Chinese tech giant Tencent released quarterly results Wednesday.
Nurphoto | Nurphoto | Getty Images
BEIJING — Chinese tech giant Tencent reported better-than-expected quarterly revenue on Wednesday, helped by growth in ads within its growing “video accounts” business.
Overall revenue for the quarter ended Dec. 31 came in at 144.95 billion yuan ($21.07 billion), higher than the 143.89 billion yuan estimated by FactSet.
Tencent’s online advertising revenue overall grew by 15% to 24.7 billion yuan, beating a FactSet estimate of 22.18 billion yuan — and growing for the first time since the second quarter of 2021. The company said most ad spend came from e-commerce companies, fast-moving consumer goods and games.
Video accounts sit within the WeChat messaging and social media app and are a way for individuals and businesses to share short videos and livestreams on the platform. Average monthly users of WeChat in China and overseas rose by 3.5% from a year ago 1.31 billion accounts in the fourth quarter.
In-feed ads for video accounts generated more than 1 billion yuan in revenue in the fourth quarter, Tencent said. It said user time spent on video accounts was more than 1.2 times that spent on WeChat Moments, which is similar to Facebook’s News Feed.
“This advertising unit allowed them to unlock revenue coming from e-commerce, which has done pretty well,” James Lee, U.S. and China internet analyst at Mizuho Securities, said on CNBC’s “Squawk Box Asia.” He has a neutral rating on Tencent and a price target of 400 Hong Kong dollars.
Shares of Tencent in Hong Kong were trading 5% higher on Thursday, at HK$366.40.
WeChat also has mini-programs that allow users to buy products from merchants within the app. Tencent said user time spent on mini-programs roughly doubled in the fourth quarter to also exceed that spent on Moments — generating “several trillions” yuan of gross merchandise value last year.
GMV measures total sales value over a certain period of time.
That level of GMV makes Tencent “one of the largest e-commerce platforms” that the company is starting to monetize, Lee said. “I think that has a very good potential going forward.”
Tencent did not disclose exact GMV figures. It was unclear how the numbers compared to Alibaba, which generated 540.3 billion yuan in GMV during its annual shopping festival in November 2021, the latest figures available.
Advertising expenditure is often an indicator on economic sentiment.
Companies selling lower priced goods are “seeing a broad-based recovery already,” Tencent Chief Strategy Officer James Mitchell said on an earnings call. “For companies that sell higher-ticket priced items, it varies category-by-category.”

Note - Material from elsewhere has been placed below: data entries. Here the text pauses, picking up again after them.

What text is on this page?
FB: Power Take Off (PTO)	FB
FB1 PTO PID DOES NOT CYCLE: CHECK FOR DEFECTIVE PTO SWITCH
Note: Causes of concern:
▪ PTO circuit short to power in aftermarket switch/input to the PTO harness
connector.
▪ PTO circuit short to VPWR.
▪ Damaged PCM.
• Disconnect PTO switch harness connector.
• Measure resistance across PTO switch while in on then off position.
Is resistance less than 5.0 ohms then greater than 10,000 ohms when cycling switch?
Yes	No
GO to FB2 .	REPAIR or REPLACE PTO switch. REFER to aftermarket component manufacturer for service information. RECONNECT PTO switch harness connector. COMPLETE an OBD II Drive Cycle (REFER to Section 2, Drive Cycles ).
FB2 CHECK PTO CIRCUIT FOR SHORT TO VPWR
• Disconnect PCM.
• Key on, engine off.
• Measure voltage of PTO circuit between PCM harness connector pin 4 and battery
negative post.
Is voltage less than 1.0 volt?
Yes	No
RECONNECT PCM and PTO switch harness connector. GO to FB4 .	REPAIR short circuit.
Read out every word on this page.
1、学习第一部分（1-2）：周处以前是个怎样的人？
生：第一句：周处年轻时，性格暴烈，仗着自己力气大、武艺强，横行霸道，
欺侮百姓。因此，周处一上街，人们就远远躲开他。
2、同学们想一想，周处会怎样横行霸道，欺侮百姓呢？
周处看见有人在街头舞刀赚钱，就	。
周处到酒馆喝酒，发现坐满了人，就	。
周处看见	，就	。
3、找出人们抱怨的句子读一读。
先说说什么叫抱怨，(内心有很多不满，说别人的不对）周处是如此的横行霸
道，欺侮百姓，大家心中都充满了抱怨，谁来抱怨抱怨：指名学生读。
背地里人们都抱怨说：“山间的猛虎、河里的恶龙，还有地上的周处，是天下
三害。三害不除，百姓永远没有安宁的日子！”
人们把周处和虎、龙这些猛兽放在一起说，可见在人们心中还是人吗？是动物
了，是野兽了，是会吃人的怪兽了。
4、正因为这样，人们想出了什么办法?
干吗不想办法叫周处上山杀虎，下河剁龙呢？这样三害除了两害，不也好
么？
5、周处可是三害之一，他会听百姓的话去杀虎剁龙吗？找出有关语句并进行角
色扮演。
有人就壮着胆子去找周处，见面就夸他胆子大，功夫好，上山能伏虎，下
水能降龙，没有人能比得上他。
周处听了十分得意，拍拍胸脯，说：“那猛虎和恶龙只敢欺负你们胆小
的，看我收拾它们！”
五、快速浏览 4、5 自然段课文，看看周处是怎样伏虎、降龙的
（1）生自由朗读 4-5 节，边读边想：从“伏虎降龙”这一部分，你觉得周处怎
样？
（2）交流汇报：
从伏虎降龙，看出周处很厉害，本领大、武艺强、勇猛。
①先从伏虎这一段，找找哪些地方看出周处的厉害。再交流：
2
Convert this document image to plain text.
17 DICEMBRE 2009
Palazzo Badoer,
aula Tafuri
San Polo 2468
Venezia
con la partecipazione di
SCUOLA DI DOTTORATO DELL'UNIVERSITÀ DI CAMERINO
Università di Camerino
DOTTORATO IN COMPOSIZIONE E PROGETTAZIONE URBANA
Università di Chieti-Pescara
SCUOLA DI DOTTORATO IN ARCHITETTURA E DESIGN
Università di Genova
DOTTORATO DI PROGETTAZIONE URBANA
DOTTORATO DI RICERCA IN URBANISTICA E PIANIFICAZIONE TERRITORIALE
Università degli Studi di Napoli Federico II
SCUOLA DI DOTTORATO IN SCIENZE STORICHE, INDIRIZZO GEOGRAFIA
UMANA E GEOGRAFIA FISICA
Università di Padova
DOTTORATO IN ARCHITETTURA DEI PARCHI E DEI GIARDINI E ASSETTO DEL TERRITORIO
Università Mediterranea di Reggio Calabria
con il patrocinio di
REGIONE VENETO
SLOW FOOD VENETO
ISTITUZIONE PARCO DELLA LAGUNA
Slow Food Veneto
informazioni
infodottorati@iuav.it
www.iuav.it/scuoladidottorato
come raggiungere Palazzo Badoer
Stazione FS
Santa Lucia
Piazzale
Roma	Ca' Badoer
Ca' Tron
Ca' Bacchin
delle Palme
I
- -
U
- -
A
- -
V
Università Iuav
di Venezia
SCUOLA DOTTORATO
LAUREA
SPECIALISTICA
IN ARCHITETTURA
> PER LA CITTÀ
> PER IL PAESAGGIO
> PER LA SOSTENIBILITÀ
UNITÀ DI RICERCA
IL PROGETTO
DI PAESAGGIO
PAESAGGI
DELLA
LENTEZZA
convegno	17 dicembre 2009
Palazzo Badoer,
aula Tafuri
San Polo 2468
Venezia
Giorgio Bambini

He said those merchants and advertisers generally expect consumption to pick up later this year. Many video account viewers don’t use existing short-video apps such as Kuaishou or ByteDance’s Douyin, Mitchell said.
However, ads still account for less than one-fifth of Tencent’s overall revenue — which barely grew in the fourth quarter and fell for all of 2022 as Covid controls dragged down economic growth.
The largest revenue segment, which includes the giant gaming business, fell by 2% to 70.4 billion yuan in the fourth quarter, in line with FactSet estimates for 70.2 billion yuan. In April 2022, Beijing started to regularly approve new game titles again after a hiatus of more than six months.
Tencent’s second-largest revenue source, financial technology and business services revenue fell by 1% to 47.2 billion yuan, below FactSet estimates for 49.49 billion yuan.
“FinTech Services revenue growth was slower than the previous quarter due to COVID-19 outbreaks temporarily suppressing payment activity,” Tencent said in a release. “Business Services revenues decreased year-on-year as we scaled back loss-making activities.”
For the first three months of 2023, daily average commercial payment volume rebounded by double-digits from a year ago as consumption recovered, the company said.
As the regulatory environment in China “normalizes,” the company sees opportunities to develop financial products such as in wealth management, loans and insurance over the longer term, Martin Lau, executive director and president, said on the earnings call.
Earnings per share for the quarter were 3.04 yuan, slightly better than FactSet expectations of 3 yuan. That’s on a non-International Financial Reporting Standards basis, similar to the “non-GAAP” (Generally Accepted Accounting Principles) standard used in the U.S.
Tencent did not share many details on how it plans to implement artificial intelligence in the wake of OpenAI’s wildly popular ChatGPT chatbot, although the company said it expected to launch a chatbot at some unspecified point.
Lau said on a separate call with media he expects artificial intelligence would be an “important amplifier” for future growth, particularly in AI-generated content, but cast the company’s work in the tech as still in early stages.
Tencent is developing a large artificial intelligence “foundation” model called Hunyuan.
“It’s much more important for us to do it right than to do it fast.”